Oggi, dunque assistiamo a uno dei tanti esiti di questa messa all’indice costante che dura da ben cinquanta anni, interamente costruita, come insegna ogni buon apparato propagandistico, su menzogne, distorsioni, deformazioni, omissioni.

Tal Flicker, come Or Sasson prima di lui, e prima di loro altri atleti israeliani, ha, per gli arabi (e per una buona fetta dell’opinione pubblica occidentale sapientemente manipolata nei decenni) la “colpa” di essere israeliano, così come, negli anni ’40 del secolo scorso, gli ebrei europei avevano la “colpa” di essere ebrei. Responsabili secondo Adolf Hitler di “avvelenare il mondo” con la loro sola presenza. E Israele per i suoi nemici cos’è se non una “escrescenza cancerogena” un veleno esistenziale nel limpido cuore islamico del Medioriente e che in quanto tale necessita di essere estirpato, come ha ricordato recentemente con la sua consueta amabilità Ali Khamenei, la Suprema Guida dell’Iran?

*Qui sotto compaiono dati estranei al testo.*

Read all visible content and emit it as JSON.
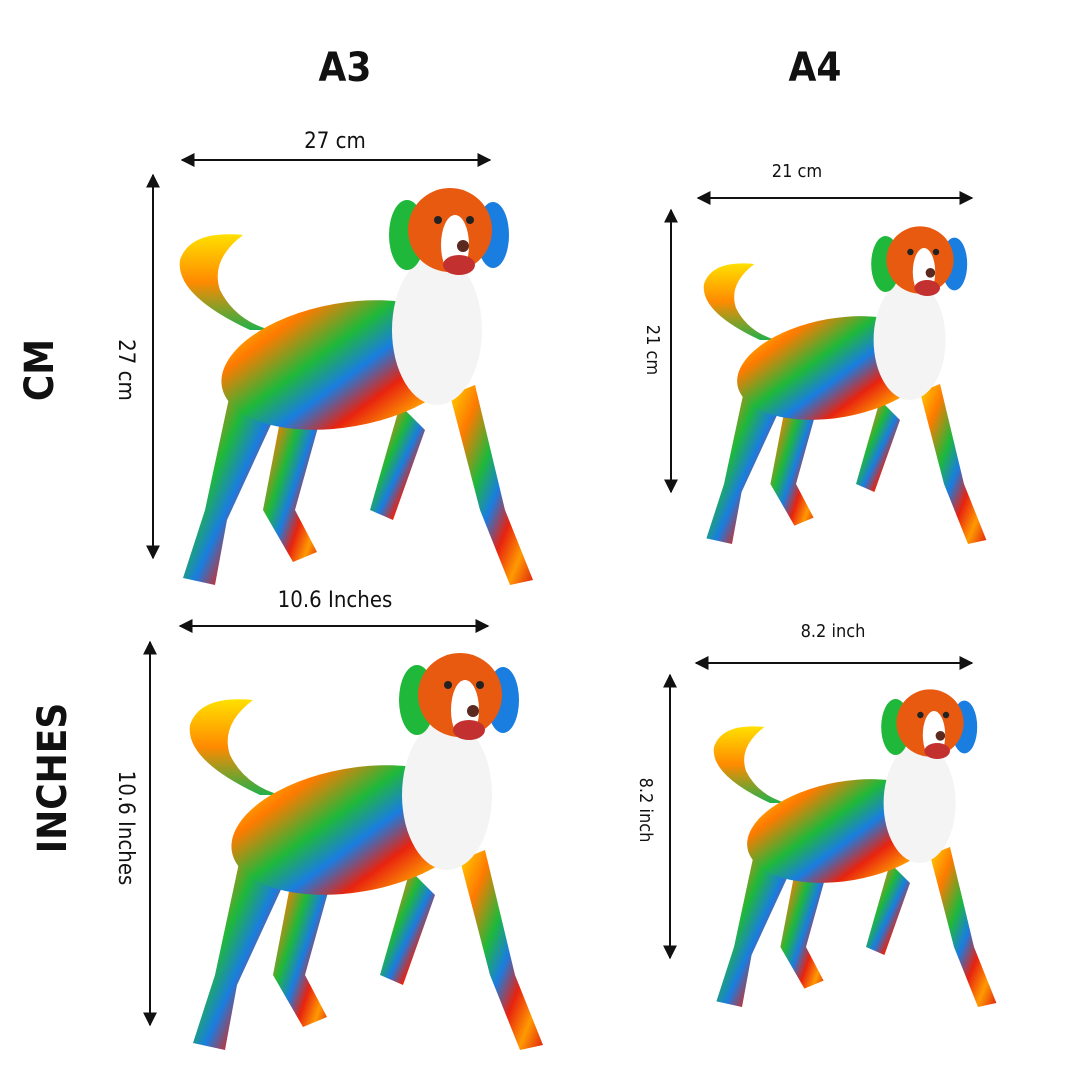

La “colpa” di Israele, per gran parte del mondo arabo e musulmano (e non solo di piccolo e sparuti gruppi radicali, basti pensare solo all’Iran sciita) è quella di esistere. La discriminazione degli ebrei in Europa prima e durante la Seconda Guerra Mondiale, propedeutica alla loro distruzione fisica, aleggia come un’ombra, dietro la discriminazione e la violenza morbida nei confronti degli atleti israeliani a cui si rifiutano le strette di mano, la possibilità di cantate il loro inno, di esibire la loro bandiera. Non facciamoci ingannare pensando che si tratti tutto sommato di manifestazioni marginali, insignificanti. Non è così. Il fatto che gli stati arabi e musulmani non abbiano la forza di potere distruggere Israele, al contrario della forza immane che possedeva la Germania negli anni ‘40, significa solo una cosa, che se potessero dispiegarla la userebbero senza esitazione.

Tal Flicker, sul podio del vincitore, canta fiero e solitario la Hatikva, la Speranza, incarnata in quel piccolo grande paese da cui viene e che rappresenta il futuro e i valori più alti dell’Occidente democratico, là, in una terra dove la memoria ebraica non si è mai scostata di un millimetro nel corso dei millenni.